Estas são as três histórias vencedoras, do grupo dos 14 aos 16 anos, no passatempo Histórias sem pés mas com cabeça. O título é “Quem Canta melhor?” e as palavras obrigatórias eram “garagem”, “pauta”, “inamovível”, “elétrico”, “apaixonado” e “amarela”. Os nossos leitores aceitaram o desafio e enviaram-nos estas histórias surpreendentes. Parabéns aos três! Clica no nome dos autores para leres as histórias
Inês Dias Ferreira, 14 anos
Leonor Soares Oliveira, 16 anos
Tomás Sousa Ramos, 15 anos
Os vencedores devem escrever para VISÃO Júnior (vjunior@visao.pt) dizendo qual dos três prémios escolhem: o livro Factos Loucos, o livro de jogos ou uma assinatura digital semestral da VISÃO Júnior.

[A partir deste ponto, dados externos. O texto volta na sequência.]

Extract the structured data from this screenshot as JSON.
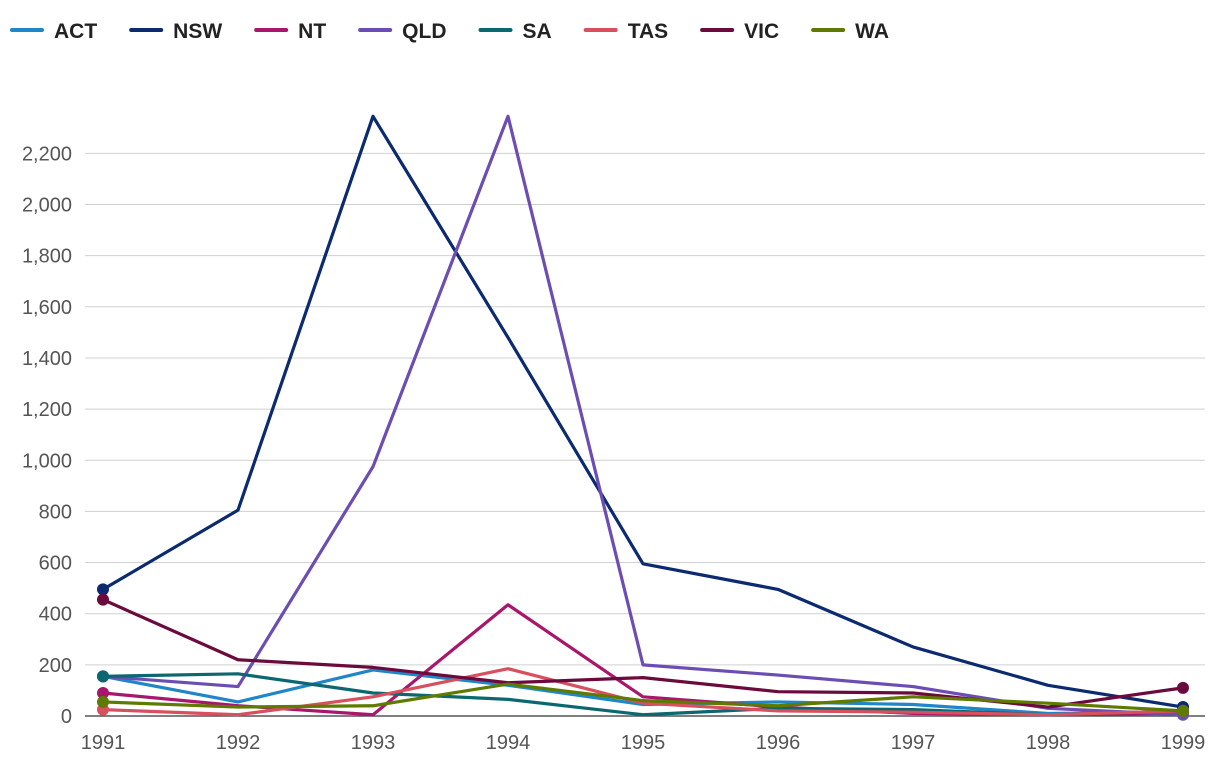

Conhece os vencedores das outras categorias deste passatempo:
Skype, o Cão Maracvilha (dos 7 aos 9 anos)
O Mistério do Prédio Abandonado (dos 10 aos 13 anos)
“Olá! O meu nome é Lara e tenho 15 anos. No ano passado envolvi-me num total pesadelo e até agora ainda não consegui recuperar do trauma. A minha psicóloga aconselhou-me a escrever sobre a minha experiência, dizendo que me iria ajudar a recuperar. A verdade é que, depois de tantas terapias e medicamentos, não tenho muitas mais escolhas. Tudo começou no início do passado ano letivo. Eu era intitulada de “menina perfeita”, pois era boa aluna, tinha um grupo enorme de amigos, a minha família sempre me apoiava em tudo e para inveja das outras raparigas, eu até tinha um namorado. Sabia que a minha vida era perfeita e nunca pensei que as coisas pudessem mudar tanto.
O primeiro dia de aulas era sempre o reencontro de muitos amigos, quando sabíamos o que cada um tinha feito nas férias, e eu adorava saber tudo sobre todos. Quando estava prestes a entrar na sala para a minha primeira aula, reparei que alguém estava a bisbilhotar no meu cacifo e fui lá verificar. Quando cheguei já não estava lá ninguém, apenas uma carta que dizia “Vem ter comigo à garagem abandonada ao fundo da rua às cinco da tarde. Vem sozinha e não te atrases”. Fiquei assustada e sem saber o que fazer. Hoje arrependo-me de ter aceite aquele convite, que viria a desgraçar a minha vida.
Depois da escola, desci a rua e entrei naquela garagem. Estava cheia de grafitis e lembro-me de ouvir um constante pingar de gotas que caíam diretamente do teto para uma poça de água que já se tinha ali formado. Liguei a lanterna do telemóvel para poder ver melhor e encontrei uma pequena divisão decorada com notas musicais. No centro estava uma pequena mesa com o que pareciam ser pautas musicais. Peguei nos papéis e como mais ninguém apareceu, apanhei um autocarro de volta para casa.
Chegada a casa fui para o meu quarto tentar descobrir que melodia aquelas pautas escondiam. Passei a noite em claro, mas, finalmente, já a aurora irrompia pelas árvores refletindo alguns raios brilhantes pela janela, descobri. Era uma melodia muito peculiar e complexa, contudo nunca a tinha ouvido. Pensei que aquilo tinha sido apenas mais uma pequena brincadeira e já tinha acabado. No entanto, estava só a começar…
No dia seguinte, recordo-me de estar a passar pelo auditório e ouvir alguém a tocar a música que eu tinha decifrado. Não hesitei e perguntei à rapariga que estava sentada no piano onde a tinha encontrado. A rapariga era alta e muito, muito magra, tão magra que os seus ossos pareciam sair da pele. Não me recordo muito bem o que ele me disse, mas foi mais ou menos assim: “Toca esta melodia ao contrário”. Fiquei pasmada a olhar para ela, não sei bem por quanto tempo, mas, entretanto, a campainha da escola tocou e nunca mais vi a rapariga.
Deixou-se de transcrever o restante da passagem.